Matthew Stewart blows the lid off the MBA; he suggests a degree in philosophy might be more useful (and insightful).
The strange thing about my utter lack of education in management was that it didn’t seem to matter. As a principal and founding partner of a consulting firm that eventually grew to 600 employees, I interviewed, hired, and worked alongside hundreds of business-school graduates, and the impression I formed of the M.B.A. experience was that it involved taking two years out of your life and going deeply into debt, all for the sake of learning how to keep a straight face while using phrases like “out-of-the-box thinking,” “win-win situation,” and “core competencies.”
He’s not a big fan of Taylorism or any of its successors, either.
Mayo’s work sheds light on the dark side of the “humanist” tradition in management theory. There is something undeniably creepy about a clipboard-bearing man hovering around a group of factory women, flicking the lights on and off and dishing out candy bars. All of that humanity—as anyone in my old firm could have told you—was just a more subtle form of bureaucratic control.

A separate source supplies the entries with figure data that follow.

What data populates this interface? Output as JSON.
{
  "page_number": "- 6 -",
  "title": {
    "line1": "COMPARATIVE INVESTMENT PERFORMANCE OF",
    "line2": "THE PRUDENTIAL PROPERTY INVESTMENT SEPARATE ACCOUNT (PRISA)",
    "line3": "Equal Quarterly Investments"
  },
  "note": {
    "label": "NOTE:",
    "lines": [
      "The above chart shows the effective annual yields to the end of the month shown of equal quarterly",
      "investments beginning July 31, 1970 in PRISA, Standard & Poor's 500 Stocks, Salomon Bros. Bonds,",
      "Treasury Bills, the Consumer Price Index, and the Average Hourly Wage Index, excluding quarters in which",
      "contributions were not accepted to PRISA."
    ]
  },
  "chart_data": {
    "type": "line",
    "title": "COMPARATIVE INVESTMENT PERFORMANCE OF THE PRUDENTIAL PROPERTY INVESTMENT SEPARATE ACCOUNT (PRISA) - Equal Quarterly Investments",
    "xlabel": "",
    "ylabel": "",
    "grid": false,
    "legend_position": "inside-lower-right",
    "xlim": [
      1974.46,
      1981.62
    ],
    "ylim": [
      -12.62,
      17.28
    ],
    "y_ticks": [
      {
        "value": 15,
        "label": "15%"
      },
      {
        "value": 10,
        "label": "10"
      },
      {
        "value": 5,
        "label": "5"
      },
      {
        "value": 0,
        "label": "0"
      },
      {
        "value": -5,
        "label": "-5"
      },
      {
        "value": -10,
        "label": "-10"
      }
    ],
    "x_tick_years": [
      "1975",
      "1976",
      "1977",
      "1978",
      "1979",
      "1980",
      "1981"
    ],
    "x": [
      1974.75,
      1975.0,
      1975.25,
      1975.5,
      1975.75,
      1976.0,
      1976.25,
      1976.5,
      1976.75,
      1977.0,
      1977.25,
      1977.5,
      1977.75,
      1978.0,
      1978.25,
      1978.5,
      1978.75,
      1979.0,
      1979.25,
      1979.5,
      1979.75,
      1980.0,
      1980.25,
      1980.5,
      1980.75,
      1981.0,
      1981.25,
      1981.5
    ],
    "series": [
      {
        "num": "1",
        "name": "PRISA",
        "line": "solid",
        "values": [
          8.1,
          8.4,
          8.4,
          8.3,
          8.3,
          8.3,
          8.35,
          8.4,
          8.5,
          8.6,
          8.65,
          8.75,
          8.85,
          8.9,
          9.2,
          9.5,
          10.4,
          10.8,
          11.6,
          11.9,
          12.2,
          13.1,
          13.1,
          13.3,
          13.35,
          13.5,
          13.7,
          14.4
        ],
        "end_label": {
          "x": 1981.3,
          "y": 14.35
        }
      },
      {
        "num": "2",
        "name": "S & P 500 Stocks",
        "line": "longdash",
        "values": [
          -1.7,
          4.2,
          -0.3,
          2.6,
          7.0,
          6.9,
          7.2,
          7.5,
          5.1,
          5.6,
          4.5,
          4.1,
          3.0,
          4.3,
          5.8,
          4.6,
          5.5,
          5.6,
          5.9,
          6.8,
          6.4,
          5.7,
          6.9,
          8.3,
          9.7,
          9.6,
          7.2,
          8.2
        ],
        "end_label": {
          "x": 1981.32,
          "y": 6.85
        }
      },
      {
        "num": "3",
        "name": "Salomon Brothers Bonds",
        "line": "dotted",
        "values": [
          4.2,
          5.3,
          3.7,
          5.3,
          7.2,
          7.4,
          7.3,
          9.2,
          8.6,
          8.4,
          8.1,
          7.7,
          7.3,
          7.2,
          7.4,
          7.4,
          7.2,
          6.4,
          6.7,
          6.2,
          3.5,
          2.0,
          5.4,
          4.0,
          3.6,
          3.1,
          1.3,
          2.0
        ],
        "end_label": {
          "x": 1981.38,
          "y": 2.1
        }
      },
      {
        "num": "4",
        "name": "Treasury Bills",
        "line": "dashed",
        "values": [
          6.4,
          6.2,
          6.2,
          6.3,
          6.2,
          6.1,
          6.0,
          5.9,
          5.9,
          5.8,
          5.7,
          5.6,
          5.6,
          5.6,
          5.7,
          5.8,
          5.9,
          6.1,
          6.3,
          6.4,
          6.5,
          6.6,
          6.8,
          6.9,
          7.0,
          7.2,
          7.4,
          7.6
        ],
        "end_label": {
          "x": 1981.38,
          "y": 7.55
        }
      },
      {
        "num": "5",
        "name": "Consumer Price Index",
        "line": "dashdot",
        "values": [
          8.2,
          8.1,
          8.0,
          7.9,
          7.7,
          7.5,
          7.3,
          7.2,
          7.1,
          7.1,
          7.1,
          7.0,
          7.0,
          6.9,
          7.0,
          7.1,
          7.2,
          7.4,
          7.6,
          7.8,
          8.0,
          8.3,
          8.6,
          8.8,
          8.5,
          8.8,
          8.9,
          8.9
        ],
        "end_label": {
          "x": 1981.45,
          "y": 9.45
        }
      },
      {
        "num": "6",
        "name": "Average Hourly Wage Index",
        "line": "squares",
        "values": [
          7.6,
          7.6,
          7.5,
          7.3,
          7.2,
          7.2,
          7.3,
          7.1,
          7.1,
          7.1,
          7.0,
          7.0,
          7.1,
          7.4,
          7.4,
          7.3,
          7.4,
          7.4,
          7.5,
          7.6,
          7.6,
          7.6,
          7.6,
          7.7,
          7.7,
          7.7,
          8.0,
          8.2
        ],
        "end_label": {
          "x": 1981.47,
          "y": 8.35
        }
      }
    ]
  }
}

It was a way of harnessing the workers’ sense of identity and well-being to the goals of the organization, an effort to get each worker to participate in an ever more refined form of her own enslavement.
But of course, there IS a purpose to MBA programs. Read the article to find out what.
Update (16 April). David Glenn blows the whistle on B-School in the Chronicle. Cheese it, you guys! Keep writing this kind of stuff, our business is gonna dry up.